Kansas was really one of the first schools to discover Taylor Lewis, who played behind an LSU signee in Jalen Mills and a Texas signee in Bryson Echols as a junior. Mills has already shown up on Saturdays as well, starting for the Tigers as a true freshman.
That meant that Lewis was a rare commodity: a way-under-the-radar prospect at one of the biggest programs in Texas high school football. And while I saw him play in 7-on-7 over the summer, this was my first time to get a chance to see him in full pads.
It didn't take long for Lewis to make an impact. With no receivers to his side, Lewis drifted to the middle of the field, watching the quarterback's eyes and sliding in front of a receiver for an interception. Lewis tacked a nice return on, and DeSoto went on to score a touchdown.
After a close first quarter, DeSoto rolled in the second, and Lewis was pretty much done by the second half. And I didn't get a chance to see him in bump-and-run coverage, which was disappointing in that, at 6-0 185, Lewis has the frame to play it.
He doesn't use a straight pedal, which is becoming more vogue now with Nick Saban teaching a shuffle step. The important thing is that Lewis shows the ability to turn and run, with some smoothness in his hips.
The other part that I liked was that Lewis wasn't afraid to throw his pads around. I hoped, with his size, he would project as a corner who could excel in run support, or show enough in that area that he could play safety if needed, and I wasn't disappointed. There wasn't any hesitation in his movement once he located the ball-carrier, and Lewis was quick to stick his nose in. Even beyond the tackling aspect, Lewis made himself hard to block, shedding blocks downfield to make a few tackles.

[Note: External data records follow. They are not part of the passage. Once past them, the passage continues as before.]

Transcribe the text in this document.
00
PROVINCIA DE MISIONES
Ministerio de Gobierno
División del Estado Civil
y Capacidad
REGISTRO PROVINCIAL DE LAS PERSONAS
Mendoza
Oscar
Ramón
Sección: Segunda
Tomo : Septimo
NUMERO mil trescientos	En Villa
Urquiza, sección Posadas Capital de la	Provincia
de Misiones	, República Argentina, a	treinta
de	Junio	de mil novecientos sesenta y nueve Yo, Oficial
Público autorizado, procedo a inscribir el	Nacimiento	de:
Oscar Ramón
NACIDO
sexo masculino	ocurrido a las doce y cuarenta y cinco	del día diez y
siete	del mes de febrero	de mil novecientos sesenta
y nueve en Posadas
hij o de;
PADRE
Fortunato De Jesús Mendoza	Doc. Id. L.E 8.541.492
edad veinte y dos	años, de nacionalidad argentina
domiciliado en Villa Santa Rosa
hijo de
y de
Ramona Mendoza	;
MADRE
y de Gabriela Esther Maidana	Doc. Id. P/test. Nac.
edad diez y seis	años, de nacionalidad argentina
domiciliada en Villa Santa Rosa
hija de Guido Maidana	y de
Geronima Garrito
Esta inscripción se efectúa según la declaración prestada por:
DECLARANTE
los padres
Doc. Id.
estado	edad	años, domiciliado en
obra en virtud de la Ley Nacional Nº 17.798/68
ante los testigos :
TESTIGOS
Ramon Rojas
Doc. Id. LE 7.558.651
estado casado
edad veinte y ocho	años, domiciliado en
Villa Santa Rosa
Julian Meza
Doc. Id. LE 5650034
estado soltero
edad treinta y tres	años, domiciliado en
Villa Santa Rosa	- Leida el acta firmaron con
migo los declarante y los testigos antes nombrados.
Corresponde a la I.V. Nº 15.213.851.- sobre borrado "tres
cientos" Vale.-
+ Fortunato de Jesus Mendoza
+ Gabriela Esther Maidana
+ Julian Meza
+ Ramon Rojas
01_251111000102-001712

Lewis remains an intriguing part of the Kansas recruiting class, and while he's a developmental guy at this point, his ceiling is high. He's using his experience well … he didn't appear as raw as he was when I saw him earlier. He still has a ways to go, but you can't teach his size/speed combination, and his skill set offers hope that he could emerge as a legitimate top-line Big 12 cornerback.